On the World Wide Web, a link farm
is any group of web pages that all hyperlink to every other page in the group. Although some link farms can be created by hand, most are created through automated programs and services.
Link farms were developed by search engine optimizers in 1999 to take advantage of the Inktomi search engine's dependence upon link popularity. Although link popularity is used by some search engines to help establish a ranking order for search results, the Inktomi engine at the time maintained two indexes. Search results were produced from the primary index which was limited to approximately 100,000,000 listings. Pages with few inbound links continually fell out of the Inktomi index on a monthly basis.
Inktomi was targeted for manipulation through link farms because it was then used by several independent but popular search engines, such as HotBot. Yahoo!, then the most popular search service, also used Inktomi results to supplement its directory search feature. The link farms helped stabilize listings for (normally) online business Web sites that had few natural links from larger more stable sites in the Inktomi index.
Link farm exchanges were at first handled on an informal basis, but several service companies were founded to provide automated registration, categorization, and link page updates to member Web sites.
When the Google search engine became popular, search engine optimizers learned that Google's ranking algorithm depended in part on a link weighting scheme called PageRank. Rather than simply count all inbound links equally, the PageRank algorithm determines that some links may be more valuable than others, and therefore assigns them more weight than others. Link farming was adapted to help increase the PageRank of member pages.
However, even the link farms became susceptible to manipulation by unscrupulous Webmasters who joined the services, received inbound linkage, and then found ways to hide their outbound links or to avoid posting any links on their sites at all. Link farm managers had to implement quality controls and monitor member compliance with their rules to ensure fairness.

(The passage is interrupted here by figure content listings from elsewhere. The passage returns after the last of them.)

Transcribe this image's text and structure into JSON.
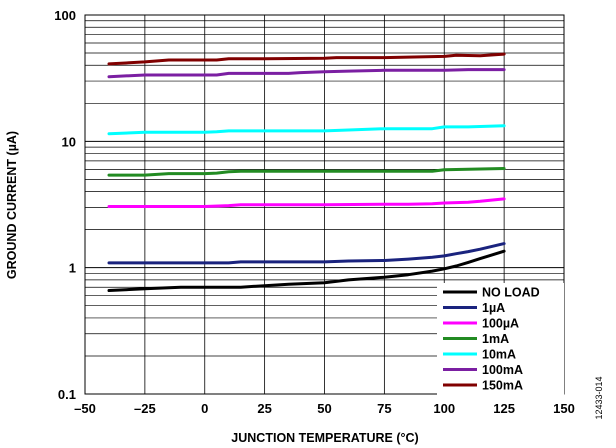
{
  "chart_data": {
    "type": "line",
    "title": "",
    "xlabel": "JUNCTION TEMPERATURE (°C)",
    "ylabel": "GROUND CURRENT (µA)",
    "xlim": [
      -50,
      150
    ],
    "ylim": [
      0.1,
      100
    ],
    "yscale": "log",
    "grid": true,
    "legend_position": "bottom-right",
    "x_ticks": [
      "–50",
      "–25",
      "0",
      "25",
      "50",
      "75",
      "100",
      "125",
      "150"
    ],
    "y_ticks": [
      "0.1",
      "1",
      "10",
      "100"
    ],
    "figure_id": "12433-014",
    "series": [
      {
        "name": "NO LOAD",
        "color": "#000000",
        "x": [
          -40,
          -25,
          -10,
          0,
          15,
          25,
          35,
          50,
          60,
          75,
          85,
          95,
          100,
          105,
          110,
          115,
          125
        ],
        "y": [
          0.66,
          0.68,
          0.7,
          0.7,
          0.7,
          0.72,
          0.74,
          0.76,
          0.8,
          0.84,
          0.88,
          0.94,
          0.98,
          1.03,
          1.1,
          1.18,
          1.35
        ]
      },
      {
        "name": "1µA",
        "color": "#1a237e",
        "x": [
          -40,
          -25,
          0,
          10,
          15,
          25,
          50,
          60,
          75,
          85,
          95,
          100,
          105,
          110,
          115,
          125
        ],
        "y": [
          1.09,
          1.09,
          1.09,
          1.09,
          1.11,
          1.11,
          1.11,
          1.13,
          1.14,
          1.17,
          1.21,
          1.24,
          1.29,
          1.34,
          1.4,
          1.55
        ]
      },
      {
        "name": "100µA",
        "color": "#ff00ff",
        "x": [
          -40,
          -25,
          0,
          10,
          15,
          25,
          50,
          75,
          85,
          95,
          100,
          110,
          115,
          125
        ],
        "y": [
          3.05,
          3.05,
          3.05,
          3.1,
          3.15,
          3.15,
          3.15,
          3.18,
          3.18,
          3.2,
          3.25,
          3.3,
          3.35,
          3.5
        ]
      },
      {
        "name": "1mA",
        "color": "#228b22",
        "x": [
          -40,
          -25,
          -15,
          0,
          5,
          10,
          15,
          25,
          50,
          75,
          95,
          100,
          125
        ],
        "y": [
          5.4,
          5.4,
          5.55,
          5.55,
          5.6,
          5.75,
          5.8,
          5.8,
          5.8,
          5.8,
          5.8,
          5.95,
          6.1
        ]
      },
      {
        "name": "10mA",
        "color": "#00ffff",
        "x": [
          -40,
          -25,
          0,
          5,
          10,
          25,
          50,
          60,
          75,
          95,
          100,
          110,
          125
        ],
        "y": [
          11.5,
          11.8,
          11.8,
          11.9,
          12.1,
          12.1,
          12.1,
          12.3,
          12.6,
          12.6,
          13.0,
          13.0,
          13.3
        ]
      },
      {
        "name": "100mA",
        "color": "#7b1fa2",
        "x": [
          -40,
          -25,
          -15,
          5,
          10,
          25,
          35,
          40,
          50,
          60,
          75,
          100,
          110,
          125
        ],
        "y": [
          32.5,
          33.5,
          33.5,
          33.5,
          34.5,
          34.5,
          34.5,
          35.0,
          35.5,
          36.0,
          36.5,
          36.5,
          37.0,
          37.0
        ]
      },
      {
        "name": "150mA",
        "color": "#800000",
        "x": [
          -40,
          -25,
          -15,
          5,
          10,
          25,
          50,
          55,
          75,
          100,
          105,
          115,
          125
        ],
        "y": [
          41.0,
          42.5,
          44.0,
          44.0,
          45.0,
          45.0,
          45.5,
          46.0,
          46.0,
          47.0,
          48.0,
          47.5,
          49.0
        ]
      }
    ]
  }
}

Alternative link farm products emerged, particularly link-finding software that identified potential reciprocal link partners, sent them template-based emails offering to exchange links, and create directory-like link pages for Web sites hoping to build their link popularity and PageRank.
Search engines countered the link farm movement by identifying specific attributes associated with link farm pages and filtering those pages from indexing and search results. In some cases, entire domains were removed from the search engine indexes in order to prevent them from influencing search results.

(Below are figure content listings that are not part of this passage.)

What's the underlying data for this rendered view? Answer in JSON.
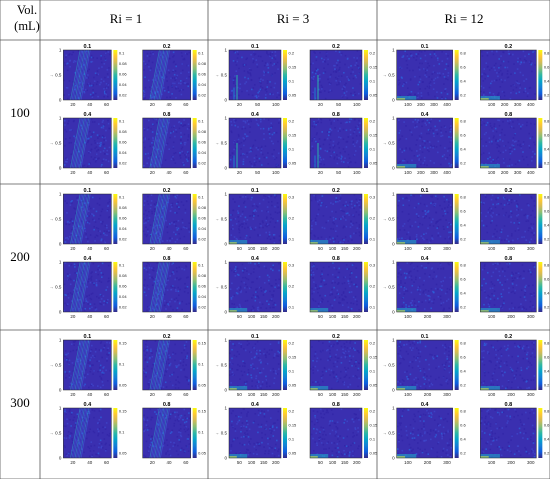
{
  "table": {
    "corner_label": [
      "Vol.",
      "(mL)"
    ],
    "columns": [
      "Ri = 1",
      "Ri = 3",
      "Ri = 12"
    ],
    "rows": [
      "100",
      "200",
      "300"
    ]
  },
  "chart_data": {
    "type": "heatmap",
    "panel_titles": [
      "0.1",
      "0.2",
      "0.4",
      "0.8"
    ],
    "y_ticks": [
      "1",
      "0.5",
      "0"
    ],
    "y_axis_label": "→",
    "colormap": [
      "#352a87",
      "#0f5cdd",
      "#1481d6",
      "#06a4ca",
      "#2eb7a4",
      "#87bf77",
      "#d1bb59",
      "#fec832",
      "#f9fb0e"
    ],
    "background_color": "#3a2fb0",
    "cells": [
      {
        "row": "100",
        "column": "Ri = 1",
        "x_ticks": [
          "20",
          "40",
          "60"
        ],
        "colorbar_ticks": [
          "0.1",
          "0.08",
          "0.06",
          "0.04",
          "0.02"
        ]
      },
      {
        "row": "100",
        "column": "Ri = 3",
        "x_ticks": [
          "20",
          "50",
          "100"
        ],
        "colorbar_ticks": [
          "0.2",
          "0.15",
          "0.1",
          "0.05"
        ]
      },
      {
        "row": "100",
        "column": "Ri = 12",
        "x_ticks": [
          "100",
          "200",
          "300",
          "400"
        ],
        "colorbar_ticks": [
          "0.8",
          "0.6",
          "0.4",
          "0.2"
        ]
      },
      {
        "row": "200",
        "column": "Ri = 1",
        "x_ticks": [
          "20",
          "40",
          "60"
        ],
        "colorbar_ticks": [
          "0.1",
          "0.08",
          "0.06",
          "0.04",
          "0.02"
        ]
      },
      {
        "row": "200",
        "column": "Ri = 3",
        "x_ticks": [
          "50",
          "100",
          "150",
          "200"
        ],
        "colorbar_ticks": [
          "0.3",
          "0.2",
          "0.1"
        ]
      },
      {
        "row": "200",
        "column": "Ri = 12",
        "x_ticks": [
          "100",
          "200",
          "300"
        ],
        "colorbar_ticks": [
          "0.8",
          "0.6",
          "0.4",
          "0.2"
        ]
      },
      {
        "row": "300",
        "column": "Ri = 1",
        "x_ticks": [
          "20",
          "40",
          "60"
        ],
        "colorbar_ticks": [
          "0.15",
          "0.1",
          "0.05"
        ]
      },
      {
        "row": "300",
        "column": "Ri = 3",
        "x_ticks": [
          "50",
          "100",
          "150",
          "200"
        ],
        "colorbar_ticks": [
          "0.2",
          "0.15",
          "0.1",
          "0.05"
        ]
      },
      {
        "row": "300",
        "column": "Ri = 12",
        "x_ticks": [
          "100",
          "200",
          "300"
        ],
        "colorbar_ticks": [
          "0.8",
          "0.6",
          "0.4",
          "0.2"
        ]
      }
    ]
  }
}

The justification for link farm-influenced crawling diminished proportionately as the search engines expanded their capacities to index more sites. Once the 500,000,000 listing threshold was crossed, link farms became unnecessary for helping sites stay in primary indexes. Inktomi's technology, now a part of Yahoo!, now indexes billions of Web pages and uses them to offer its search results.
Where link weighting is still believed by some Webmasters to influence search engine results with Google, Yahoo!, MSN, and Ask (among others), link farms remain a popular tool for increasing PageRank or perceived equivalent values. PageRank-like measurements apply only to the individual pages being linked to (typically the reciprocal linking pages on member sites), so these pages must in turn link out to other pages (such as the main index pages of the member sites) in order for the link weighting to help.

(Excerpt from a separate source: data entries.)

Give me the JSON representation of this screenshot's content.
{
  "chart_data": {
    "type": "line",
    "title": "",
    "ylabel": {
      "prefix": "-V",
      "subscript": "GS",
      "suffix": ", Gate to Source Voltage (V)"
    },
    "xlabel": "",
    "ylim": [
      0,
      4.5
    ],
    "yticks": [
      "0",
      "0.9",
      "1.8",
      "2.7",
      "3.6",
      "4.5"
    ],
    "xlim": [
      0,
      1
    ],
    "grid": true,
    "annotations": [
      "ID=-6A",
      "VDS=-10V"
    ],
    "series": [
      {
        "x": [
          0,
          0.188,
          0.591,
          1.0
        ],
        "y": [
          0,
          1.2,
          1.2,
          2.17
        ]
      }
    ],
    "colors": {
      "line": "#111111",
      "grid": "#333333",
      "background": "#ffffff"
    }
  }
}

Google indicates in its Webmaster Guidelines that more than 100 factors are used to determine search results rankings. There is considerable debate in the search engine optimization community regarding the continued value of PageRank. Mike Grehan, a well-known search engine optimization columnist, has publicly quoted engineers from Yahoo! and Ask who say Google never fully implemented their PageRank algorithm.
The expression "link farm" is now considered to be pejorative and derogatory. Many reciprocal link management service operators tout the value of their resource management and direct networking relationship building. The reciprocal link management services promote their industry as an alternative to search engines for finding and attracting visitors to Web sites. Their acceptance is by no means universal but the link management services seem to have established a stable customer base.
Search engines such as Google recommend that webmasters request relevant links to their sites (conduct a link campaign), but avoid participating in link farms. According to Google, a site that participates in a link farm may have its search rankings penalized.